Dr. Jilei Hou is a VP of Engineering and the Head of AI Research at Qualcomm Technologies. Jilei obtained his PhD from UCSD and joined Qualcomm in 2003. He made substantial contributions in technology innovation, standardization and product commercialization across wireless 3G/4G/5G standards. In 2011 he moved to Beijing and became the Head of Qualcomm Research China, where he initiated 5G research and intelligent robotics programs. In 2017 he moved back to San Diego to lead AI Research, developing the AI research infrastructure, driving technical innovations for next-gen hardware and software platforms and leading research to benefit technology verticals—e.g., mobile, auto and XR. Jilei built a world-class AI R & D team with technology leadership in the areas of power-efficient AI, on-device AI and GenAI. He is an IEEE Senior Member and participated in several Frontiers of Engineering (FOE) symposia organized by the US and Chinese National Academies of Engineering.

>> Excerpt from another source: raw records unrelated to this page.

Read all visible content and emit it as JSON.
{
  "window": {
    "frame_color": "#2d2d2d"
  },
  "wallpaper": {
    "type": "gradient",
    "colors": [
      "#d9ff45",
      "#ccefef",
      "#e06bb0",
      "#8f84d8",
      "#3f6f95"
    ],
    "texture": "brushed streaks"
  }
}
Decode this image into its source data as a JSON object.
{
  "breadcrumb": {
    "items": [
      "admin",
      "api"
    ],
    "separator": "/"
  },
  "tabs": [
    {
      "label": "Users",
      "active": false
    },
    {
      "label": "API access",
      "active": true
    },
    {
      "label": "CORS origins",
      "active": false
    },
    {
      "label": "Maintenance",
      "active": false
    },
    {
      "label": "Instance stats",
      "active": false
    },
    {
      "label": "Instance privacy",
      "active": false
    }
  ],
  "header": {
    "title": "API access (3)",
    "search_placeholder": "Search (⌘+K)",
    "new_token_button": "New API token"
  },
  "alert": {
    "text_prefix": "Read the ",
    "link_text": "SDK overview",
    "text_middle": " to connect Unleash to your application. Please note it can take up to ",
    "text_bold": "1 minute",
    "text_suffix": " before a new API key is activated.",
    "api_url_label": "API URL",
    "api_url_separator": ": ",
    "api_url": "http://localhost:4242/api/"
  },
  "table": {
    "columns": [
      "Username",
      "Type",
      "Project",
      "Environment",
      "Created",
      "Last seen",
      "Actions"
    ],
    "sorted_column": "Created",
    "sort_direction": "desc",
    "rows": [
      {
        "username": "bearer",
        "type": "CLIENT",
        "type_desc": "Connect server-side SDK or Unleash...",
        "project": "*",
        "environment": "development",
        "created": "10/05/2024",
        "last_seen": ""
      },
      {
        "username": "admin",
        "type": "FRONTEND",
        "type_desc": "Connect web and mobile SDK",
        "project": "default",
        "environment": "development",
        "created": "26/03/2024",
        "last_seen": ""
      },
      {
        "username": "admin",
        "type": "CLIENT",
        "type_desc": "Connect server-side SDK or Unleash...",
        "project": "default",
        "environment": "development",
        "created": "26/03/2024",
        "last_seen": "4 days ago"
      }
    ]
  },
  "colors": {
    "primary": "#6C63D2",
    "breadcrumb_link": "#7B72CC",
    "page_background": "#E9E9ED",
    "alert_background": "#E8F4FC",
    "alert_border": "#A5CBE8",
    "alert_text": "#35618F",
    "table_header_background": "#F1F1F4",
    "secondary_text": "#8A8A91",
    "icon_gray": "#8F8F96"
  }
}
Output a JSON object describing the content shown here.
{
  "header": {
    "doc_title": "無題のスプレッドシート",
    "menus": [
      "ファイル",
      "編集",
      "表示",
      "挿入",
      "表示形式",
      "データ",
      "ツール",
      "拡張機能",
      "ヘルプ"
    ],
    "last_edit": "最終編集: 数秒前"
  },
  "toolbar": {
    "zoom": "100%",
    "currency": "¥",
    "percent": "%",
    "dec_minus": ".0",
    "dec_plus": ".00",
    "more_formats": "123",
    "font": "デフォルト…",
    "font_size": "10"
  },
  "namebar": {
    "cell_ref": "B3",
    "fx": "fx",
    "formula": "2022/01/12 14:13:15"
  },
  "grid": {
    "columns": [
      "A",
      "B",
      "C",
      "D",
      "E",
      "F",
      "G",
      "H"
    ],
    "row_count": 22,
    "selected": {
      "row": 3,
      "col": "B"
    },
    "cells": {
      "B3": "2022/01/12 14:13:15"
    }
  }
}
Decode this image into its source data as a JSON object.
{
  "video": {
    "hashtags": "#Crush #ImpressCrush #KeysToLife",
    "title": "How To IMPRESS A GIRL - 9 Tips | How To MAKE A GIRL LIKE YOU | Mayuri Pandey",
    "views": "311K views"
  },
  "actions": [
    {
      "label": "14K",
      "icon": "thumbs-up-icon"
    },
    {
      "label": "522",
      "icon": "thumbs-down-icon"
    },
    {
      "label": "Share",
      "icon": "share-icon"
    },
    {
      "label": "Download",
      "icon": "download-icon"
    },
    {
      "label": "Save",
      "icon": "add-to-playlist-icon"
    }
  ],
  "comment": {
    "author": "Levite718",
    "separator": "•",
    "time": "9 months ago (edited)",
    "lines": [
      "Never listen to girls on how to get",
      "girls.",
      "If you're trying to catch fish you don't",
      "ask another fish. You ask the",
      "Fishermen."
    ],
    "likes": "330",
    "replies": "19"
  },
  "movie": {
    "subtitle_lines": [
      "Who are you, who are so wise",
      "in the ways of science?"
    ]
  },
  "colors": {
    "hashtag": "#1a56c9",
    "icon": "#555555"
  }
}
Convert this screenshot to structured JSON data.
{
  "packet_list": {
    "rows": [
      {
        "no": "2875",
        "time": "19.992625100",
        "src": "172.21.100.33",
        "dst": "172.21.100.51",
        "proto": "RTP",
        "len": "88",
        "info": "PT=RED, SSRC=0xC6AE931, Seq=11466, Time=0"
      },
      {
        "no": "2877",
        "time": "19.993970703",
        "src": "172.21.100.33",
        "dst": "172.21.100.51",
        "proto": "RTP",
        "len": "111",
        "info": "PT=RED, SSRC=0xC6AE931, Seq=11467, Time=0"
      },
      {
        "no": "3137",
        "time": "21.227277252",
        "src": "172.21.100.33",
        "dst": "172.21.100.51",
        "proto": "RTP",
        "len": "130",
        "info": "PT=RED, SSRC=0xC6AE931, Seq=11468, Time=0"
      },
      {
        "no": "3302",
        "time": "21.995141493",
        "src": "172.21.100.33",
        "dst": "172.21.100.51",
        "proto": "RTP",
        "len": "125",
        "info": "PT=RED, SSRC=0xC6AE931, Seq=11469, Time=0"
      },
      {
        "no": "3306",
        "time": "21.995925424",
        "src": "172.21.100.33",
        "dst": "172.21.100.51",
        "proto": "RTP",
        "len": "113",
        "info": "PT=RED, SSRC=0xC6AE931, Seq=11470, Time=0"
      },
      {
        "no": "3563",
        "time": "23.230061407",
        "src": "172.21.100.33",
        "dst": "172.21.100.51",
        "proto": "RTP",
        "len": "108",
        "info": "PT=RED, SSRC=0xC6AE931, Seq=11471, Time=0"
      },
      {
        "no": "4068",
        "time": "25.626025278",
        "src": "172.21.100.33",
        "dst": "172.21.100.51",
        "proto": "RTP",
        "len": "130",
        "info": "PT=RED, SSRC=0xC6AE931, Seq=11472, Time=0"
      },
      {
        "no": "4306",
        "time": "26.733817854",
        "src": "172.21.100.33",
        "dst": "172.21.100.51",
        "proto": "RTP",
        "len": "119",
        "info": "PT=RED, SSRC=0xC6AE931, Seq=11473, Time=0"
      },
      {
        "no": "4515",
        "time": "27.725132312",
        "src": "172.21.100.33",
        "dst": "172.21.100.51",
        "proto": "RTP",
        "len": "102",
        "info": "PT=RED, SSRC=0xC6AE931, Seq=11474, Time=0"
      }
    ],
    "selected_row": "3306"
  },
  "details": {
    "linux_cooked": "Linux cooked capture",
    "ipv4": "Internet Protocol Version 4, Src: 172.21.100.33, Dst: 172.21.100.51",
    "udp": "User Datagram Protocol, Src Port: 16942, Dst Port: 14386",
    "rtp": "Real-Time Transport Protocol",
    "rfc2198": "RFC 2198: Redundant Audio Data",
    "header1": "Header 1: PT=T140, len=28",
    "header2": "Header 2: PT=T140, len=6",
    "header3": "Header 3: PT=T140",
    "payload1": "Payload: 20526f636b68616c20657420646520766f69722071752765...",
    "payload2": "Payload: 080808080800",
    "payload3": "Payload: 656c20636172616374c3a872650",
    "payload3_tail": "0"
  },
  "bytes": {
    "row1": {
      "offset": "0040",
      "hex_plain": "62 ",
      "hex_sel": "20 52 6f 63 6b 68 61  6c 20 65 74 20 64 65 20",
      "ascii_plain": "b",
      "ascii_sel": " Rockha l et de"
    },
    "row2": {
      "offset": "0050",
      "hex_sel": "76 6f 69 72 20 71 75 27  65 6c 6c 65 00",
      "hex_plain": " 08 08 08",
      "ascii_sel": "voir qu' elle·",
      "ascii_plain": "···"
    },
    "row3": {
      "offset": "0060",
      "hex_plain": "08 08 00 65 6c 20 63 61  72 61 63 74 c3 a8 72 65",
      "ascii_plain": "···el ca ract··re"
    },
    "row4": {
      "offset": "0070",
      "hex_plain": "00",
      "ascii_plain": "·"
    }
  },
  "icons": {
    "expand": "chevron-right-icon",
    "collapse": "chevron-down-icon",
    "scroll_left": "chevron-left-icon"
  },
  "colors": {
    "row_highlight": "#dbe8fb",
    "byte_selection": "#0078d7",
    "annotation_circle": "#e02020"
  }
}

Pete Warden is a thinker, innovator and entrepreneur in AI, software and big data. In 2003, Pete created a set of image processing filters to detect features in video content, which was purchased by Apple. Later, he co-founded Jetpac, which created a product that analyzed millions of photos and generated in-depth guides for more than 5,000 cities. Pete joined Google in 2014 when Google acquired Jetpac. At Google, he led the development of the TensorFlow Lite framework, including an experimental version of TensorFlow Lite for microcontrollers. In 2022, Pete co-founded Useful Sensors, where he is the CEO. Useful Sensors creates low-cost, easy to integrate modules that bring capabilities like gesture recognition and presence detection to everyday appliances. Pete is the author of three O’Reilly books. He earned his BS in Computer Science from the University of Manchester and is currently enrolled in a PhD program at Stanford University.
Yong Jae Lee is an Associate Professor in the Department of Computer Sciences at the University of Wisconsin-Madison. His research interests are in computer vision and machine learning, with a focus on robust visual recognition systems that learn to understand the visual world with minimal human supervision. Before joining UW-Madison in 2021, he spent one year as an AI Visiting Faculty at Cruise and six years as an Assistant and then Associate Professor at UC Davis. He received his PhD from the University of Texas at Austin in 2012 and was a postdoc at Carnegie Mellon University (2012-2013) and UC Berkeley (2013-2014). Professor Lee is co-author of the widely cited paper “Visual Instruction Tuning,” which proposes LLaVA (large language and vision assistant), an end-to-end trained large multimodal model that connects a vision encoder and an LLM for general-purpose visual and language understanding. He is also co-author of “Segment Everything Everywhere All at Once,” which proposes a novel decoding mechanism enabling diverse prompting for all types of segmentation tasks. Professor Lee is a recipient of the ARO Young Investigator Program Award (2017), UC Davis Hellman Fellowship (2017), NSF CAREER Award (2018), AWS Machine Learning Research Award (2018 and 2019), Adobe Data Science Research Award (2019 and 2022), UC Davis College of Engineering Outstanding Junior Faculty Award (2019), Sony Focused Research Award (2020 and 2023) and UW-Madison SACM Student Choice Professor of the Year Award (2022). He and his collaborators received the Most Innovative Award at the COCO Object Detection Challenge, ICCV 2019 and the Best Paper Award at BMVC 2020.